Executive Director, Caja Costarricense de Seguro Social
- In office 1982–1990
- President: Luis Monge and Óscar Arias Administrations

Personal details
- Born: 23 July 1925 San José, Costa Rica
- Died: 20 February 2019 (aged 93)
- Party: Citizens' Action Party
- Other political affiliations: Formerly National Liberation Party

= Guido Miranda =

Costa Rican civil servant and medical doctor (1925–2019)

Guido Miranda Gutiérrez (23 July 1925 – 20 February 2019) was a Costa Rican civil servant and medical doctor. Miranda is credited with spearheading the effort to push the Costa Rican Department of Social Insurance (Caja Costarricense de Seguro Social) from the capital of San José into smaller municipalities and rural regions.

==Education==
Miranda studied at Liceo de Costa Rica (Costa Rica High School) in San José. He obtained a bachelor's in science and letters in 1942 before going to study medicine and surgery at the University of Chile, where he graduated in 1949. He joined the Association of Doctors and Surgeons in Costa Rica in 1950 and began working as an intern San Juan de Dios Hospital in San José. Between 1951 and 1953, he studied at Cornell University and the University of Rochester.

==National work==
After studying in the United States, Miranda worked in various positions at San Juan de Dios Hospital, Central Hospital, and México Hospital, all within the San José area. He founded the Costa Rican Association of Internal Doctors.

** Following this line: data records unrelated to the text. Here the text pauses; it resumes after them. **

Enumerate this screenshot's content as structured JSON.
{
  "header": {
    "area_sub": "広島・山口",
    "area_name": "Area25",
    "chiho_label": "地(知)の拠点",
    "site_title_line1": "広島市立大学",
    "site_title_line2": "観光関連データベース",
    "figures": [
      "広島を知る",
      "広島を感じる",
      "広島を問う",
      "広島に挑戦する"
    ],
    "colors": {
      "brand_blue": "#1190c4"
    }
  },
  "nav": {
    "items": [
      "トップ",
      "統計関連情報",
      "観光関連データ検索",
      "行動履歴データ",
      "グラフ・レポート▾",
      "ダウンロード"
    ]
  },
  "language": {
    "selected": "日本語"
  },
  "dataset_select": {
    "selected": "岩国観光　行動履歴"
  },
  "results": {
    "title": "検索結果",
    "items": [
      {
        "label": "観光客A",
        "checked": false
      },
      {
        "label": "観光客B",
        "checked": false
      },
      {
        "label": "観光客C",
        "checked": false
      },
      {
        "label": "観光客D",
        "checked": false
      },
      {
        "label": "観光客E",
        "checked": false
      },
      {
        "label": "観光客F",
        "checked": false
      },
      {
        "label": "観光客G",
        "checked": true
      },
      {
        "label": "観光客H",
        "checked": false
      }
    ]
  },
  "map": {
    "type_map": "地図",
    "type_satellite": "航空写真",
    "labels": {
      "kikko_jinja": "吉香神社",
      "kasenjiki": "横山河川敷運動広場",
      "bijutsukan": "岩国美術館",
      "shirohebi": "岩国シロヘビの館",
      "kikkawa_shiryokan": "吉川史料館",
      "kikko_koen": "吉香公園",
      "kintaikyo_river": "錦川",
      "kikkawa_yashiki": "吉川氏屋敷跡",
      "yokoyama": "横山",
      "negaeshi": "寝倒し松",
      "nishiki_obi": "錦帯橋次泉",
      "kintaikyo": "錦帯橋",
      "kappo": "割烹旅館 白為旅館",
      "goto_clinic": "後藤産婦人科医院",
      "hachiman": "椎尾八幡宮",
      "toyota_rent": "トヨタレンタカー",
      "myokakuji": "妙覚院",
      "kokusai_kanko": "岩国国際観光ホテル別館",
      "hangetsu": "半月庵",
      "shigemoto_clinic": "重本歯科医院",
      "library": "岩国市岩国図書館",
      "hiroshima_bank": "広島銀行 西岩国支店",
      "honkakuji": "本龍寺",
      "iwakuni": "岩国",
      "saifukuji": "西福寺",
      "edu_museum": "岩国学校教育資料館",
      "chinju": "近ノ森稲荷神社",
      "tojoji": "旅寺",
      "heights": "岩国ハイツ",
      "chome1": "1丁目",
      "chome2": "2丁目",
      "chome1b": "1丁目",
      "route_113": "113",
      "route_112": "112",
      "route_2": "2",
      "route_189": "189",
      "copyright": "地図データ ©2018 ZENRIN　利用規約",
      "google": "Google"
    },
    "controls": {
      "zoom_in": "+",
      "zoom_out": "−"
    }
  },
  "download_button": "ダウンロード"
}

Miranda began working for The Costa Rican Department of Social Insurance (Caja Costarricense de Seguro Social), Costa Rica's national social security and health care system when it first began. Miranda helped plan the construction of México Hospital and served as its Chief of Medicine from 1971 to 1978. Between 1982 and 1990, Miranda worked as Executive President of the CCSS, serving under presidents Luis Monge Álvarez and Óscar Arias. In this role, Miranda had a profound effect on the delivery of medical services to citizens, especially expanding its reach into rural areas. During his time working for the CCSS, Miranda was able to shepherd it through several economic crisis. He came up with payment schemes based on Britain's national healthcare system that kept the CCSS viable.

==Political philosophy==
Miranda is highly critical of recent developments to lower the CCSS services. While receiving the Rodrigo Facio Brenes Prize, Miranda claimed that society is becoming less just because minimum wages are falling and the previous guarantee of a national pension is disappearing. As such, Miranda left the National Liberation Party and joined the Citizens' Action Party.

==Personal life and death==
Miranda died on 20 February 2019, at the age of 93.

==Awards==

"We do not want social security markets, we want real thinkers and reformers, like Dr. Guido Miranda."
— --Dr. José Ángel Vargas

Miranda was awarded a Meritorious Commendation from the organization Seguridad Social de Centro América y Panamá in 1983. In 1989, the Organization for Pan-American Health awarded him the Latin American Prize for the Administration of Health Services. In 2000, Miranda received an honorary degree from National Distance Education University. He is an honorary member of the National Academy of Medicine. For his work in expanding medical coverage and care, the Association of Journalists named him "Person of the Decade" in the 1980s. Miranda was also the recipient in 2012 of the Rodrigo Facio Brenes Prize, a prize given every two years in Costa Rica to a person who has contributed to the general development of political, social, and economic well-being of the country.